Frauen oder Hennen müssen da mehr leiden. Was nicht heißt, dass manche auch echte Muschis sind. Naturgemäß habe ich als Mutter von 4 Kindern und dem ganzen Nebenbei (Hund, Doofnasen, Haushalt, Pferde und der damit verbundene Job, Wäscheberge, Mimimimimi, eine Runde Mitleid....) keine Zeit krank zu werden. Im Winter war unser Reitplatz mal für 2 Tage ziemlich hart gefroren und ich muss jobbedingt dort sehr viel laufen. Am nächsten Tag hatte ich plötzlich ein Knie so dick wie der Oberschenkel. Kommentar von „Modell Ehegatte“: „Ich glaube Du wirst alt!“ Das steht generell außer Frage, ist der natürliche Lauf der Dinge aber trotzdem hegte ich ihm gegenüber kurzfristige Mordgedanken. Im Nachhinein stellte sich heraus, dass es eine heftige Arthrose nebst Entzündung undsoweiterundsofort war. 3 Wochen außer Gefecht gesetzt.

Neulich stehe ich in der Küche und schneide mir beim Salatmachen für die Doofnasen in den Finger. Naturgemäß blutete es wie verrückt. Kommentar der Kids: „Boah Mama, nicht dass das Blut noch ins Hühnerfutter tropft? Die werden sonst noch zu Kannibalen!“ (Hauptsache den Hühnern geht’s gut, solange die Mudder verblutet!)

„Modell Ehegatte“ geht in den Garten und will den Futternapf der Doofnasen aufheben. Peng! Schuss! Rücken! Nix geht mehr! 110! Katastrophenschutz!
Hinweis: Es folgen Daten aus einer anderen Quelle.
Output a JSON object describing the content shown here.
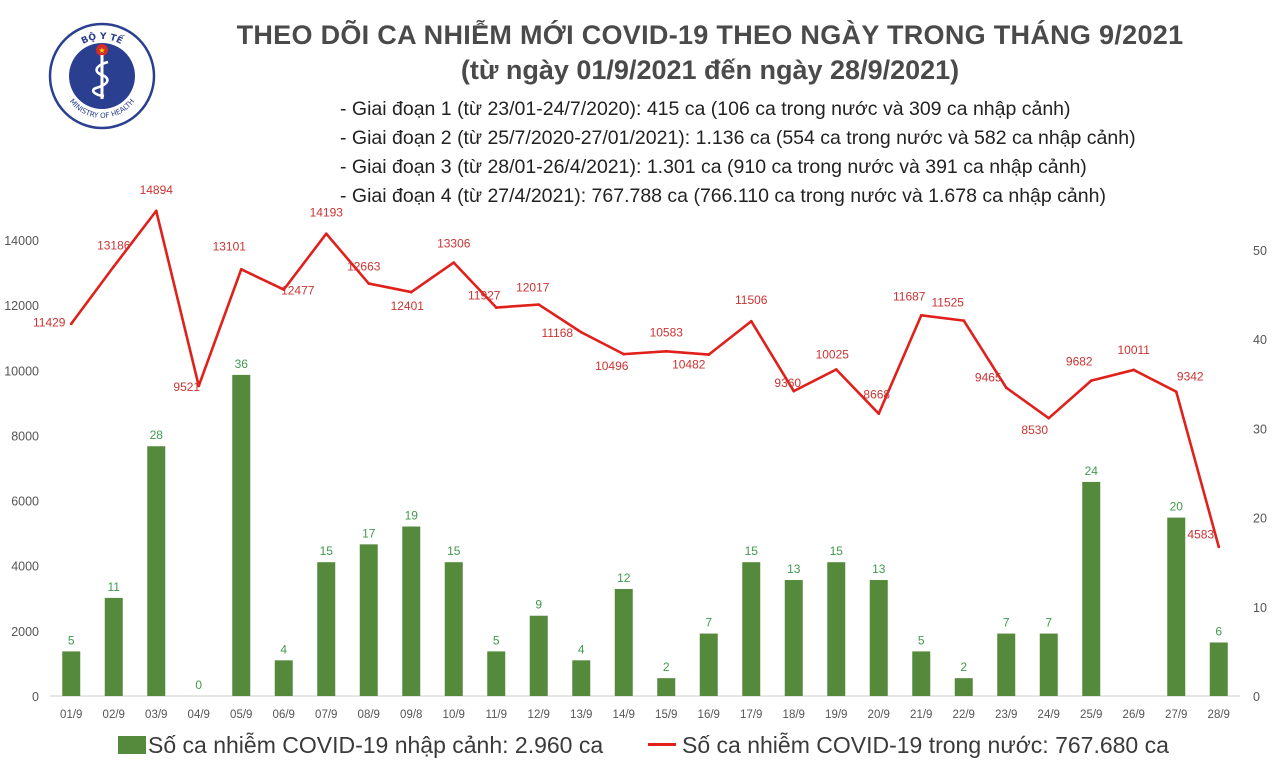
{
  "logo": {
    "top_text": "BỘ Y TẾ",
    "bottom_text": "MINISTRY OF HEALTH"
  },
  "header": {
    "title": "THEO DÕI CA NHIỄM MỚI COVID-19 THEO NGÀY TRONG THÁNG 9/2021",
    "subtitle": "(từ ngày 01/9/2021 đến ngày 28/9/2021)"
  },
  "phases": [
    "- Giai đoạn 1 (từ 23/01-24/7/2020): 415 ca (106 ca trong nước và 309 ca nhập cảnh)",
    "- Giai đoạn 2 (từ 25/7/2020-27/01/2021): 1.136 ca (554 ca trong nước và 582 ca nhập cảnh)",
    "- Giai đoạn 3 (từ 28/01-26/4/2021): 1.301 ca (910 ca trong nước và 391 ca nhập cảnh)",
    "- Giai đoạn 4 (từ 27/4/2021): 767.788 ca (766.110 ca trong nước và 1.678 ca nhập cảnh)"
  ],
  "colors": {
    "bar": "#55893c",
    "bar_label": "#3f9a4e",
    "line": "#e0201b",
    "line_label": "#cc3333",
    "axis_text": "#555555"
  },
  "chart_data": {
    "type": "bar+line",
    "categories": [
      "01/9",
      "02/9",
      "03/9",
      "04/9",
      "05/9",
      "06/9",
      "07/9",
      "08/9",
      "09/8",
      "10/9",
      "11/9",
      "12/9",
      "13/9",
      "14/9",
      "15/9",
      "16/9",
      "17/9",
      "18/9",
      "19/9",
      "20/9",
      "21/9",
      "22/9",
      "23/9",
      "24/9",
      "25/9",
      "26/9",
      "27/9",
      "28/9"
    ],
    "bar_series": {
      "name": "Số ca nhiễm COVID-19 nhập cảnh: 2.960 ca",
      "axis": "right",
      "values": [
        5,
        11,
        28,
        0,
        36,
        4,
        15,
        17,
        19,
        15,
        5,
        9,
        4,
        12,
        2,
        7,
        15,
        13,
        15,
        13,
        5,
        2,
        7,
        7,
        24,
        null,
        20,
        6
      ],
      "labels": [
        "5",
        "11",
        "28",
        "0",
        "36",
        "4",
        "15",
        "17",
        "19",
        "15",
        "5",
        "9",
        "4",
        "12",
        "2",
        "7",
        "15",
        "13",
        "15",
        "13",
        "5",
        "2",
        "7",
        "7",
        "24",
        "",
        "20",
        "6"
      ]
    },
    "line_series": {
      "name": "Số ca nhiễm COVID-19 trong nước: 767.680 ca",
      "axis": "left",
      "values": [
        11429,
        13186,
        14894,
        9521,
        13101,
        12477,
        14193,
        12663,
        12401,
        13306,
        11927,
        12017,
        11168,
        10496,
        10583,
        10482,
        11506,
        9360,
        10025,
        8668,
        11687,
        11525,
        9465,
        8530,
        9682,
        10011,
        9342,
        4583
      ],
      "labels": [
        "11429",
        "13186",
        "14894",
        "9521",
        "13101",
        "12477",
        "14193",
        "12663",
        "12401",
        "13306",
        "11927",
        "12017",
        "11168",
        "10496",
        "10583",
        "10482",
        "11506",
        "9360",
        "10025",
        "8668",
        "11687",
        "11525",
        "9465",
        "8530",
        "9682",
        "10011",
        "9342",
        "4583"
      ]
    },
    "left_axis": {
      "min": 0,
      "max": 14000,
      "ticks": [
        "0",
        "2000",
        "4000",
        "6000",
        "8000",
        "10000",
        "12000",
        "14000"
      ]
    },
    "right_axis": {
      "min": 0,
      "max": 50,
      "ticks": [
        "0",
        "10",
        "20",
        "30",
        "40",
        "50"
      ]
    }
  }
}
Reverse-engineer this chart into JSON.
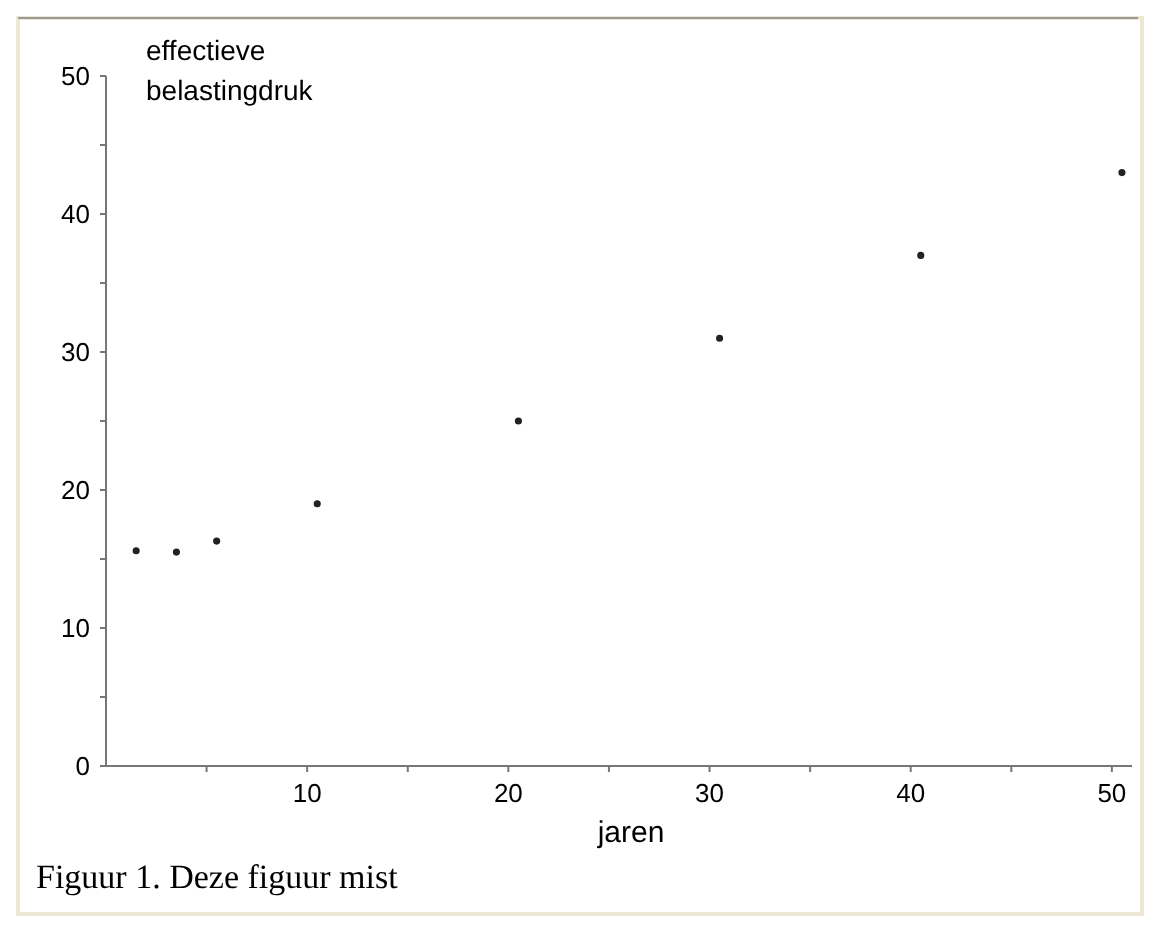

Die Woche ist gelaufen.....Für mich!!

Fazit: ein bisschen Mitleid bei Krankheiten und „Auas“ ist durchaus angebracht und trägt zur Heilung bei. Das gilt für Ehegatten, Kinder, Hunde, Katzen, Hühner, Pferde gleichermaßen. Nur nicht für Mütter. That‘s life!

PS: „Modell Ehegatte“ hatte mir seinerzeit einen Café an den Tisch serviert, als ich das doofe Knie hatte! Yeah, ich liebe ihn dafür!